Mathematics doesn’t substitute for genuine insight or knowledge of the real world, but it is necessary if economists are going to craft logically coherent models of complex phenomena. While many mathematical models failed to predict the current downturn, plenty of non-mathematical seers also failed. If we ever do come to understand the vicissitudes of asset markets, that understanding will come in the form of formal mathematical analysis, ultimately inspired by Samuelson.

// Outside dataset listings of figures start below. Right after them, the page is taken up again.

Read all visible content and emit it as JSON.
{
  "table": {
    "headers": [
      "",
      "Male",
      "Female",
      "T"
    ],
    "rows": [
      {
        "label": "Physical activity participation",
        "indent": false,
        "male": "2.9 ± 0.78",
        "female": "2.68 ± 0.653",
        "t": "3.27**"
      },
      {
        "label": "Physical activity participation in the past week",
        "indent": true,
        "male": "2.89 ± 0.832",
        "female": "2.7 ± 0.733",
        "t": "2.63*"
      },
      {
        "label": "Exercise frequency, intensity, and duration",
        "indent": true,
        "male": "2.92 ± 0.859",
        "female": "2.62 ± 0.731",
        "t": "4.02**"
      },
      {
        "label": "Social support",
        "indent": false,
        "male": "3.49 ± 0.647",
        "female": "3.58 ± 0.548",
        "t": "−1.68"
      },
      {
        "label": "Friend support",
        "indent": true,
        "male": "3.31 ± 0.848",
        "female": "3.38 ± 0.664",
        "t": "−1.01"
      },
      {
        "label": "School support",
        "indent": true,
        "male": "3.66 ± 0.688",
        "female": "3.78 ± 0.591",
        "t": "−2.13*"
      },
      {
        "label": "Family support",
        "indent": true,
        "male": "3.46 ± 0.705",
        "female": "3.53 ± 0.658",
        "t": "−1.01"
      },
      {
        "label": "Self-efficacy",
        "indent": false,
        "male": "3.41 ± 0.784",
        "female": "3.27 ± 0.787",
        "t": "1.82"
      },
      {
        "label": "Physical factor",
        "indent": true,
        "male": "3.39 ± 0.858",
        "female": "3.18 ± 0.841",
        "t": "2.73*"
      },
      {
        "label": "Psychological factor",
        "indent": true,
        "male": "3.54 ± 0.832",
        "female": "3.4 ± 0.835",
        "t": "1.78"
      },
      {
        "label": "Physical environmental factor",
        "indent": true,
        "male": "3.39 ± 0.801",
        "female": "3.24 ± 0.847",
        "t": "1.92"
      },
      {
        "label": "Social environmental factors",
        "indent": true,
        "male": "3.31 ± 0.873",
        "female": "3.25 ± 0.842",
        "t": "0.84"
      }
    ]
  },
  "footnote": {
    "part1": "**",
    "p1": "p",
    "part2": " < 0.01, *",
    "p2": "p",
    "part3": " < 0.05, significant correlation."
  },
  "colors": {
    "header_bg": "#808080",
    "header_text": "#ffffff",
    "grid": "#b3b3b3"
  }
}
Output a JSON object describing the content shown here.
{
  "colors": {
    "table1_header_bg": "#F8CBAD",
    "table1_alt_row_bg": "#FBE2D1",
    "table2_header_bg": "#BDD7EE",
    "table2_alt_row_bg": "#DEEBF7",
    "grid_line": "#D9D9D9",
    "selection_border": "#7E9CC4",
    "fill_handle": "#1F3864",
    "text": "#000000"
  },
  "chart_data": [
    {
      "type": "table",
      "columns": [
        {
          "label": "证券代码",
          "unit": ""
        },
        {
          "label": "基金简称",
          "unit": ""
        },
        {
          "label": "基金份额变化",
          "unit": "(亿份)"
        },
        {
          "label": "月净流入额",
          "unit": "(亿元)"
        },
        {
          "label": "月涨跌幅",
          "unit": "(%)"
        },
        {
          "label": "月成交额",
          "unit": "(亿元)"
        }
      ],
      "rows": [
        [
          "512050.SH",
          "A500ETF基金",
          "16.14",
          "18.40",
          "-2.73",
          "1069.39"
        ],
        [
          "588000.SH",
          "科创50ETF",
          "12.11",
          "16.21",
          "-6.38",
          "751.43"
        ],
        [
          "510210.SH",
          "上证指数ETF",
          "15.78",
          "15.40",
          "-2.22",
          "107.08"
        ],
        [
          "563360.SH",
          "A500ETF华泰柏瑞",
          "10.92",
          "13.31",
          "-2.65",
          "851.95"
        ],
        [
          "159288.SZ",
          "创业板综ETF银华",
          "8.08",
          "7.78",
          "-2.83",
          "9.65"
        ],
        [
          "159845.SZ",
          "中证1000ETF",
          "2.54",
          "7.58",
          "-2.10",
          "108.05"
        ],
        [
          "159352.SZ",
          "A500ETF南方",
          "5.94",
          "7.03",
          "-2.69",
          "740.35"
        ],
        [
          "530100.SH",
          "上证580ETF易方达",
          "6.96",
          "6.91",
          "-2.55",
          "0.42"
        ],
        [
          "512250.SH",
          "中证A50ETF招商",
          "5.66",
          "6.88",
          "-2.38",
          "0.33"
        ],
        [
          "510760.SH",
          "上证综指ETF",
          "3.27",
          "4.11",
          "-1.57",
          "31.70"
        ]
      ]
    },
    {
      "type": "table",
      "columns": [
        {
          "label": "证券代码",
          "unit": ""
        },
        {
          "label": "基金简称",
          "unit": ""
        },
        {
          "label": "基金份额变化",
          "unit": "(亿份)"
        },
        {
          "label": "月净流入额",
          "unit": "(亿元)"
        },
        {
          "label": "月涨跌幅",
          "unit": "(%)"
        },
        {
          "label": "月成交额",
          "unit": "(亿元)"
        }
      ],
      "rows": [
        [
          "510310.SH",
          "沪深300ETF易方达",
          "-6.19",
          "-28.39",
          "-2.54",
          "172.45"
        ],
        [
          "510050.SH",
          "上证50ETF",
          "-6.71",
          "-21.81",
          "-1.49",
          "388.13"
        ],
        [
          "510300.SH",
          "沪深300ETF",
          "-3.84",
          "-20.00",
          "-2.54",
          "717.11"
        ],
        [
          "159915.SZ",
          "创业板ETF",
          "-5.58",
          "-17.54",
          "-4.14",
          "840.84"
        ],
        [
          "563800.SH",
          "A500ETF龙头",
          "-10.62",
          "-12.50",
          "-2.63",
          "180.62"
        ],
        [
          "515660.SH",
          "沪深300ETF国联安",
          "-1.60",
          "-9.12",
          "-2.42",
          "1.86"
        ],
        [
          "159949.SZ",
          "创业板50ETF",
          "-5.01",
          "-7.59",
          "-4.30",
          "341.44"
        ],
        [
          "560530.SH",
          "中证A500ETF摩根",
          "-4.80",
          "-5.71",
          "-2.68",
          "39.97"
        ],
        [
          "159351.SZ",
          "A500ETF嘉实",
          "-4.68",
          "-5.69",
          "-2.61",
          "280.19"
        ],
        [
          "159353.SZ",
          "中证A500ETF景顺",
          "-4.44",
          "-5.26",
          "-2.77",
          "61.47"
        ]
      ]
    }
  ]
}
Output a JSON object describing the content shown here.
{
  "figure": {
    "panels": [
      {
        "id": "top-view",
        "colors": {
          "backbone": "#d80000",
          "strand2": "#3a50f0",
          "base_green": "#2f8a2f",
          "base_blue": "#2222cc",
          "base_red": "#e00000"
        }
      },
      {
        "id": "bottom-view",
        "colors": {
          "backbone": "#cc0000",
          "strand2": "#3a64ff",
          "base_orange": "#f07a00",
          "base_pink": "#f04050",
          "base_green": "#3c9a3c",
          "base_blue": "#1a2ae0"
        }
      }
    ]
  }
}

Glaeser's eulogy also hints at how the time may be ripe for a revision to Samuelson's Foundations:
If people can rank outcomes in terms of their desirability, and if they choose one outcome over another, then people have preferences. (Who can disagree with that?) And if, as Samuelson taught us, those preferences follow a few simple rules, then human behavior can be described with a utility function. That conclusion allows economists to turn to Newton and optimization theory.
The principle of revealed preferences results in a mean-field approximation of individual preferences. The incremental step beyond mean-field theory is gauge theory, and this is why the Coase Theorem and New Institutional Economics are more relevant now than neoclassical theory. What NIE has lacked thus far is a theoretical foundation equal in rigor to the foundations Samuelson laid for neoclassical theory.
Samuelson was like Newton also in that he brought his gifts to bear on solving practical problems for his country. Newton completely redesigned the Royal Mint, caught some of the worst counterfeiters, and advised on how to end a 17th century version of the carry trade, which was draining England's royal coffers. Samuelson led the Federal Reserve through several financial crises and advised countless students in high places on economic issues that affected billions of lives.
Not everybody makes this big a dent in history.